D'une main, il reçoit une gifle, de l'autre, de l'argent. Encore sur le
coup du rejet de son projet d'agrandissement, le Musée d'art
contemporain de Montréal (MACM) dévoilait hier sa nouvelle exposition
permanente, La question de l'abstraction. Un projet de longue haleine,
en place pour quatre ans, et pour lequel le ministère de la Culture, des
Communications et de la Condition féminine a consenti une subvention de
500 000 $. En janvier, comme seule réponse aux plans d'expansion du
musée d'État, le même bureau de la ministre Christine St-Pierre lui
avait ordonné de «refaire ses devoirs».
Montée à partir de la collection du MACM, La question de
l'abstraction réunit plus de 100 oeuvres, signées d'une soixantaine
d'artistes. Elle vise à revoir l'histoire de l'art non figuratif, dans
sa perspective québécoise. Pas une mince affaire, tellement les voix
divergent.
Les automatistes y figurent en bonne place, à commencer par ses deux
chefs de file, Paul-Émile Borduas et Jean-Paul Riopelle. Les
plasticiens, tant ceux du premier que du second groupe (Jauran et
consorts, puis Molinari, Tousignant, parmi d'autres), ne sont pas en
reste. La suite de ce parcours historique rendra compte de différentes
variantes entre ces pôles, l'une gestuelle, l'autre géométrique.

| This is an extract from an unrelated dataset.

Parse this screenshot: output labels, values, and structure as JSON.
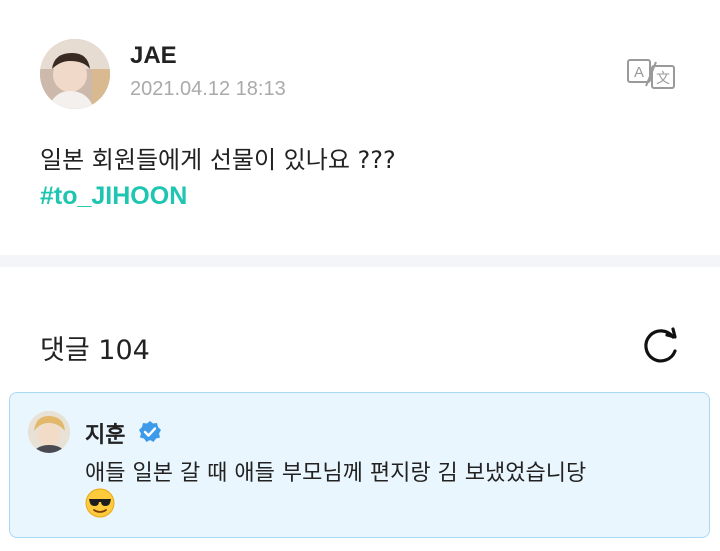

Embrassant 72 ans de création (1939-2011), La question de l'abstraction
présente surtout de la peinture, un peu de sculpture et de rares
fragments d'autres disciplines. Les Yves Gaucher et Charles Gagnon déjà
historiques côtoient les Stéphane La Rue et Francine Savard encore
actifs.
Une seconde exposition, Autour de l'abstraction, complète le survol
historique. Plus petite, celle-ci sera renouvelée à l'occasion. Parmi
les huit premiers artistes choisis, soulignons le Britannique Anish
Kapoor et le Brésilien Vik Muniz.
L'évolution de la pensée esthétique
Pour Josée Bélisle, la conservatrice de la collection du MACM qui agit
ici comme commissaire, cette «vaste exploration de l'expérience de la
forme et de la couleur» permettra de mieux comprendre l'importance de
l'abstraction dans l'évolution de la pensée esthétique au Québec et au
Canada.
Paulette Gagnon, directrice du musée, qualifie les pièces exposées comme
«des oeuvres marquantes [du MACM], un patrimoine d'une valeur
inestimable». Aussi, elle n'a pas manqué de souligner combien l'espace
est bien petit pour montrer toute l'étendue et la richesse de la
collection. «C'est pour des raisons comme celle-ci que l'on doit
s'agrandir. Josée [Bélisle] me disait qu'elle aurait pu monter deux ou
trois expos sur le sujet. Le projet d'agrandissement, nous y croyons
toujours.»
La ministre St-Pierre brillait par son absence lors de la conférence de
presse. Elle disait néanmoins, par voie de communiqué, «se réjouir» de
cette expo. «Il est important que [les musées] puissent offrir une
programmation riche et variée qui attire diverses clientèles»,
souligne-t-elle.
En 2013, La question de l'abstraction sera soutenue par un microsite
Internet, ainsi que par un colloque scientifique et une anthologie, où
seront publiés des «textes écrits dans le vif des débats». L'exposition,
elle, est en place jusqu'en avril 2016. Ce qui signifie que la
troisième Triennale québécoise, contrairement aux deux premières, ne
pourra occuper toutes les salles en 2014. «C'est un beau problème,
reconnaît Paulette Gagnon. Il nous faudra aller ailleurs.»